A Place To Call Our Own, Trisolini Gallery, Ohio University, March 2022
My work explores residual cultural memory through the detritus of the ever-decreasing life cycle of our identity-driven attention economy. Through processes of archeological curation, accretion, and excavation, I create new objects that query the values of our current sociopolitical positions and examine implications for sustainability.
Discarded and mistint house paints are manifestations of culture as they are forgotten in basements, garages, closets, and left behind by previous owners. Mistint house paints are orphaned in hardware stores by customers who are unsatisfied with their original color choices or when the store fails to create the desired hue or finish. Disconnected from the original owners and their intentions, mistint house paints are imbued with invisible individual memory and comprise a visible cultural history. House paints can add desirability, enhance a home's sophistication, or create comfort in one's limited space. Infinite color choices make house paints an identity-driven good in a culture with an overwhelming supply of consumer products meant to attract buyers who wish to have something exclusive. These novelties, however, have an ever-shorter lifespan as consumers continually chase the next best self-improvement. Color carries a deep resonance, and choosing a paint color is rooted in psychological affect such as mood and behavior. Each home holds a recollection, and its inhabitants' persona is transcribed in the layout and color of the walls, creating their order of nature as a projection of their newer, improved identities.
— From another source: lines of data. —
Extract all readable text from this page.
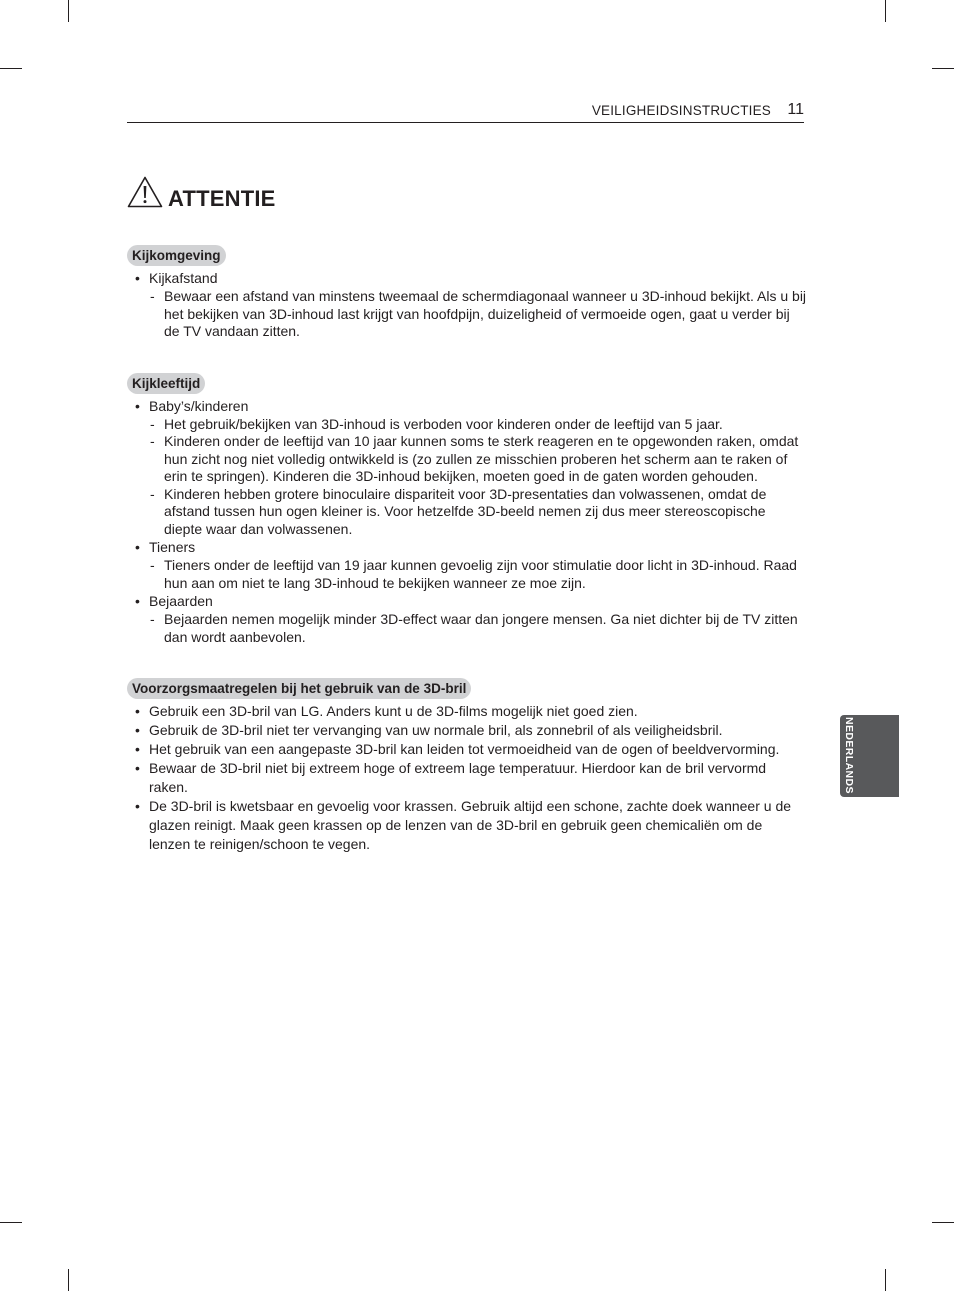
VEILIGHEIDSINSTRUCTIES 11
ATTENTIE
Kijkomgeving
• Kijkafstand
- Bewaar een afstand van minstens tweemaal de schermdiagonaal wanneer u 3D-inhoud bekijkt. Als u bij het bekijken van 3D-inhoud last krijgt van hoofdpijn, duizeligheid of vermoeide ogen, gaat u verder bij de TV vandaan zitten.
Kijkleeftijd
• Baby’s/kinderen
- Het gebruik/bekijken van 3D-inhoud is verboden voor kinderen onder de leeftijd van 5 jaar.
- Kinderen onder de leeftijd van 10 jaar kunnen soms te sterk reageren en te opgewonden raken, omdat hun zicht nog niet volledig ontwikkeld is (zo zullen ze misschien proberen het scherm aan te raken of erin te springen). Kinderen die 3D-inhoud bekijken, moeten goed in de gaten worden gehouden.
- Kinderen hebben grotere binoculaire dispariteit voor 3D-presentaties dan volwassenen, omdat de afstand tussen hun ogen kleiner is. Voor hetzelfde 3D-beeld nemen zij dus meer stereoscopische diepte waar dan volwassenen.
• Tieners
- Tieners onder de leeftijd van 19 jaar kunnen gevoelig zijn voor stimulatie door licht in 3D-inhoud. Raad hun aan om niet te lang 3D-inhoud te bekijken wanneer ze moe zijn.
• Bejaarden
- Bejaarden nemen mogelijk minder 3D-effect waar dan jongere mensen. Ga niet dichter bij de TV zitten dan wordt aanbevolen.
Voorzorgsmaatregelen bij het gebruik van de 3D-bril
• Gebruik een 3D-bril van LG. Anders kunt u de 3D-films mogelijk niet goed zien.
• Gebruik de 3D-bril niet ter vervanging van uw normale bril, als zonnebril of als veiligheidsbril.
• Het gebruik van een aangepaste 3D-bril kan leiden tot vermoeidheid van de ogen of beeldvervorming.
• Bewaar de 3D-bril niet bij extreem hoge of extreem lage temperatuur. Hierdoor kan de bril vervormd raken.
• De 3D-bril is kwetsbaar en gevoelig voor krassen. Gebruik altijd een schone, zachte doek wanneer u de glazen reinigt. Maak geen krassen op de lenzen van de 3D-bril en gebruik geen chemicaliën om de lenzen te reinigen/schoon te vegen.
NEDERLANDS
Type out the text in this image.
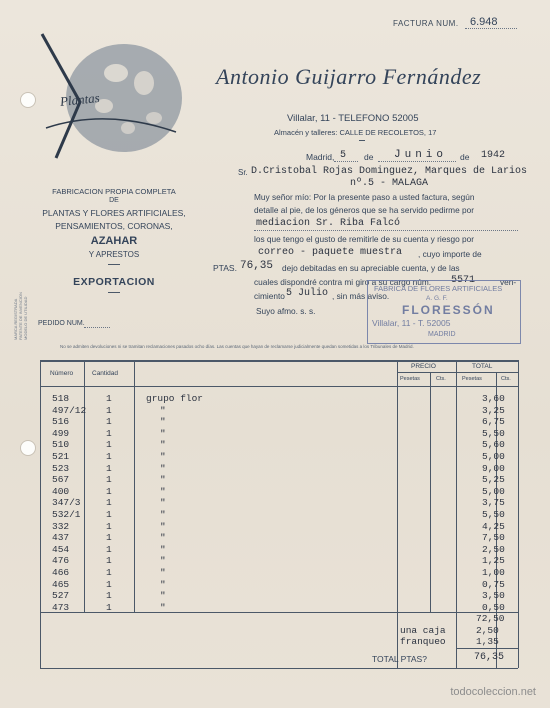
FACTURA NUM. 6.948
Plantas
Antonio Guijarro Fernández
Villalar, 11 - TELEFONO 52005
Almacén y talleres: CALLE DE RECOLETOS, 17
FABRICACION PROPIA COMPLETA
DE
PLANTAS Y FLORES ARTIFICIALES,
PENSAMIENTOS, CORONAS,
AZAHAR
Y APRESTOS
EXPORTACION
PEDIDO NUM.
MARCA REGISTRADA
PATENTE DE INVENCION
MODELO DE UTILIDAD
Madrid, 5 de Junio de 1942
Sr. D.Cristobal Rojas Dominguez, Marques de Larios
nº.5 - MALAGA
Muy señor mío: Por la presente paso a usted factura, según
detalle al pie, de los géneros que se ha servido pedirme por
mediacion Sr. Riba Falcó
los que tengo el gusto de remitirle de su cuenta y riesgo por
correo - paquete muestra , cuyo importe de
PTAS. 76,35 dejo debitadas en su apreciable cuenta, y de las
cuales dispondré contra mi giro a su cargo núm. 5571	ven-
cimiento 5 Julio , sin más aviso.
Suyo afmo. s. s.
FABRICA DE FLORES ARTIFICIALES
A. G. F.
FLORESSÓN
Villalar, 11 - T. 52005
MADRID
No se admiten devoluciones ni se tramitan reclamaciones pasados ocho días. Las cuentas que hayan de reclamarse judicialmente quedan sometidas a los Tribunales de Madrid.
Número	Cantidad
PRECIO	TOTAL
Pesetas	Cts.	Pesetas	Cts.
518	1	grupo flor	3,60
497/12 1	"	3,25
516	1	"	6,75
499	1	"	5,50
510	1	"	5,60
521	1	"	5,00
523	1	"	9,00
567	1	"	5,25
400	1	"	5,00
347/3	1	"	3,75
532/1	1	"	5,50
332	1	"	4,25
437	1	"	7,50
454	1	"	2,50
476	1	"	1,25
466	1	"	1,00
465	1	"	0,75
527	1	"	3,50
473	1	"	0,50
72,50
una caja	2,50
franqueo	1,35
TOTAL PTAS?	76,35
todocoleccion.net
Process plays a central role in my work as I recontextualize materials through my collection and intervention. Salvaging and molding layers of paint into newfound forms, these stratifications expose remnants and the foundation of their previous lives. I reformulate the discarded and mistint paints into a visual record of cultural history through material transformations by pouring numerous layers to create strata-like forms that mimic natural sedimentation. The new relationship of each color layer is exposed through excavation and creates a cultural snapshot that examines the development of our society through patterns of culture/identity shedding. These reconstructed objects focus on abandoned materials, critiquing the excessive waste of our contemporary consumerist ideology.